Book examines implications of newborn screening
A new book from Rachel Grob, a visiting professor at the University of Wisconsin Law School, is the first to explore the sociological implications of a program that tests newborns for genetic diseases.
Grob, scholar in residence and director of national initiatives at the Center for Patient Partnerships at the UW–Madison, interviewed parents and newborn screening administrators for “Testing Baby: The Transformation of Newborn Screening, Parenting, and Policymaking,” published this fall by Rutgers University Press.
Grob notes that newborn screening has a long history in Wisconsin, and that its implications have long been of interest to a number of researchers associated with the university.
Within 48 hours after birth, Grob says, the heel of every baby in the United States has been pricked and the blood sent for compulsory screening to detect or rule out a large number of disorders. Newborn screening is expanding rapidly, fueled by the prospect of saving lives. Yet many lives are also changed by it in ways not yet recognized. Grob’s new book draws on parents’ experiences with newborn screening in order to examine its far-reaching sociological consequences.
“Testing Baby” is a cautionary tale, she emphasizes, that also “explores the powerful ways that parents’ narratives have shaped this emotionally charged policy arena.

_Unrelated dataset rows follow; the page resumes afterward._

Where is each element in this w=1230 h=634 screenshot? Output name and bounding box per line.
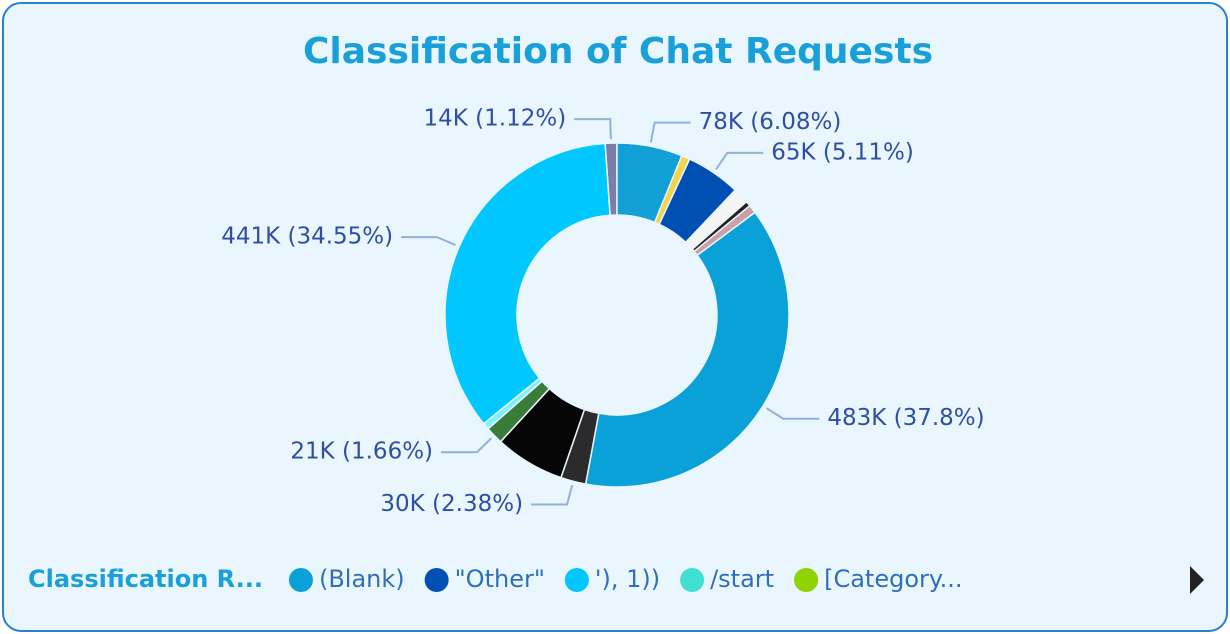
data-label: 483K (37.8%) — [827, 405, 984, 431]
leader-line — [765, 407, 820, 420]
donut-slice — [444, 142, 611, 425]
legend-marker — [680, 568, 705, 592]
leader-line — [531, 484, 574, 506]
legend-label: "Other" — [455, 565, 545, 593]
leader-line — [649, 121, 691, 143]
legend-title: Classification R... — [28, 565, 263, 593]
donut-slice — [584, 211, 790, 488]
legend-label: /start — [710, 565, 774, 593]
leader-line — [574, 118, 612, 140]
data-label: 78K (6.08%) — [699, 109, 842, 135]
legend-label: '), 1)) — [595, 565, 660, 593]
chart-title: Classification of Chat Requests — [303, 31, 933, 72]
leader-line — [715, 151, 764, 171]
leader-line — [441, 437, 493, 454]
data-label: 14K (1.12%) — [424, 106, 567, 132]
data-label: 30K (2.38%) — [380, 491, 523, 517]
data-label: 65K (5.11%) — [771, 139, 914, 165]
data-label: 441K (34.55%) — [221, 224, 393, 250]
legend-label: [Category... — [824, 565, 962, 593]
data-label: 21K (1.66%) — [290, 439, 433, 465]
legend-marker — [794, 568, 819, 592]
legend-label: (Blank) — [319, 565, 405, 593]
legend-marker — [288, 568, 313, 592]
leader-line — [401, 236, 456, 246]
legend-next-arrow[interactable] — [1190, 566, 1204, 594]
legend-marker — [424, 568, 449, 592]
legend-marker — [564, 568, 589, 592]
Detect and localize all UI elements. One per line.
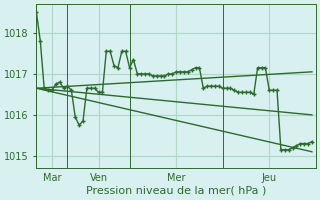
X-axis label: Pression niveau de la mer( hPa ): Pression niveau de la mer( hPa ) [86, 186, 266, 196]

Newborn screening occurs almost always without parents’ consent and often without their knowledge or understanding, yet it has the power to alter such things as family dynamics at the household level, the context of parenting, the way we manage disease identity, and how parents’ interests are understood and solicited in policy debates.”
Grob, who is also a health advocacy faculty member at Sarah Lawrence College, has also recently co-edited a book called “Patients As Policy Actors” that documents the many ways patients participate in the policy process – a topic she continues to research and explore at UW–Madison.